In this remote Congolese region, many people still believe that sickness, death or accidents do not “just happen”–they are caused by individuals, that must be identified and neutralized. This is done through a tribal justice system based on traditional customs and superstition.

To detect signs of witchcraft, the “judge” uses a nylon thread that is “extraordinary and resistant,” explained the tribal elders that we spoke to. The thread is put on a metal plate, which is heated with fire. If the thread breaks, the person on trial is a witch.

Out of the three tribes living in the Uvira highlands, only the Bafuliru people still use Kihango trials, which have been denounced by human rights activists.

The trials were banned in 1994 by the Bafuliru’s Mwami, only to be resurrected in 2009, after the Mwami declared that it was a tradition that should be upheld. Going against tradition, he said, would be a serious offense. Even though many elders were against it, they approved the chief’s decision, for fear of losing their position in the tribe.

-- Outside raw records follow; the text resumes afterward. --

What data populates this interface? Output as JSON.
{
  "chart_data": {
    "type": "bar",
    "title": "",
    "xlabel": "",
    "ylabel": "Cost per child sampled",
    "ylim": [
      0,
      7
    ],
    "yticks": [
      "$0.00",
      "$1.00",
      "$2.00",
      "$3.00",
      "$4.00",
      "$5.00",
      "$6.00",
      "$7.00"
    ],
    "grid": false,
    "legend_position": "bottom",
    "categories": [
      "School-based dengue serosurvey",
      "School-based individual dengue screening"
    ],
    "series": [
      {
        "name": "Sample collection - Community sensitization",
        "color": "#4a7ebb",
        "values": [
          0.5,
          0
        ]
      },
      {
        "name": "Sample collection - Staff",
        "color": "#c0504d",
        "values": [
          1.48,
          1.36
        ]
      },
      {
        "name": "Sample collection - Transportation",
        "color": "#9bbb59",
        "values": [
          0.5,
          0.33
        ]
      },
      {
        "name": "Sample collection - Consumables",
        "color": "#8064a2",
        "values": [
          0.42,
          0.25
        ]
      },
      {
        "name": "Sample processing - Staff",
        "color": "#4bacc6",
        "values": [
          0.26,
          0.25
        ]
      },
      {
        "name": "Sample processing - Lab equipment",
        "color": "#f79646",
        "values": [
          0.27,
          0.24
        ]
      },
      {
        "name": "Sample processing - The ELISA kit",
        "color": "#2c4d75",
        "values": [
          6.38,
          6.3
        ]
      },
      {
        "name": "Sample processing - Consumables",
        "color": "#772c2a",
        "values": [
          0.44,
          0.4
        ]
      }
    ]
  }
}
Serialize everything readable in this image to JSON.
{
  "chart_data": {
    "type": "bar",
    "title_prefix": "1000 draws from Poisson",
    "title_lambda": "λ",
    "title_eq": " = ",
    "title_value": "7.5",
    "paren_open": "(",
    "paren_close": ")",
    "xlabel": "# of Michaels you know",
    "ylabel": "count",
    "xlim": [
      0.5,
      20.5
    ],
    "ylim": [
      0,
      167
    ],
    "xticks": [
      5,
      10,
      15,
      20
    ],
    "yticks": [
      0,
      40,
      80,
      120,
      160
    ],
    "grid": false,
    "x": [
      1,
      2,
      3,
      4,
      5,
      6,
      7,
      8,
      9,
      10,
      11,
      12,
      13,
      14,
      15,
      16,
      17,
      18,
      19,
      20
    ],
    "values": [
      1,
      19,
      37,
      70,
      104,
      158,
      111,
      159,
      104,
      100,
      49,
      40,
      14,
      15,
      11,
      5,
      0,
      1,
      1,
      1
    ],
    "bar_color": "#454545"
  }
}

The neighboring tribe, the Bavira people, banned the practice in 2008. The Kihango trials were replaced by a new judicial process, which their Mwami trusted to deal with local disputes.

A lucrative business

It should be noted that the witchcraft trials are not free, and are an important source of revenue for the tribal chiefBefore the dispute can be brought to the court, each party has to pay a mandatory fee of $200–the price of a cow–whether they can afford it or not.

The headmaster of a primary school situated in Rubanga, 10 kilometers from the village of Lemera, says the witchcraft trials are just a way to exploit the local poor farmers in order to generate revenue for the tribal chief. “It would be naïve to think this is a real test of witchcraft. The tribal judges, who are pawns of the Mwami, are bribed to hand out false verdicts,” he says.

In August 2012, one of the judges admitted that he faked the result of the nylon test so that the woman on trial, the granddaughter of a friend, could be spared.

Vincent Lindalo, a local human rights activist, wants to encourage locals to denounce the trials. The villagers who are found guilty – mostly women – are forced to leave their villages to go live in places they barely know.

“Because they are ignorant of the judicial system and are poor, they believe it is impossible to win a trial against a tribal chief,” says Lindalo. “Many people believe the chief is untouchable, because of his position, or that their ancestors’ wrath will fall on them if they accuse the chief of wrongdoing.”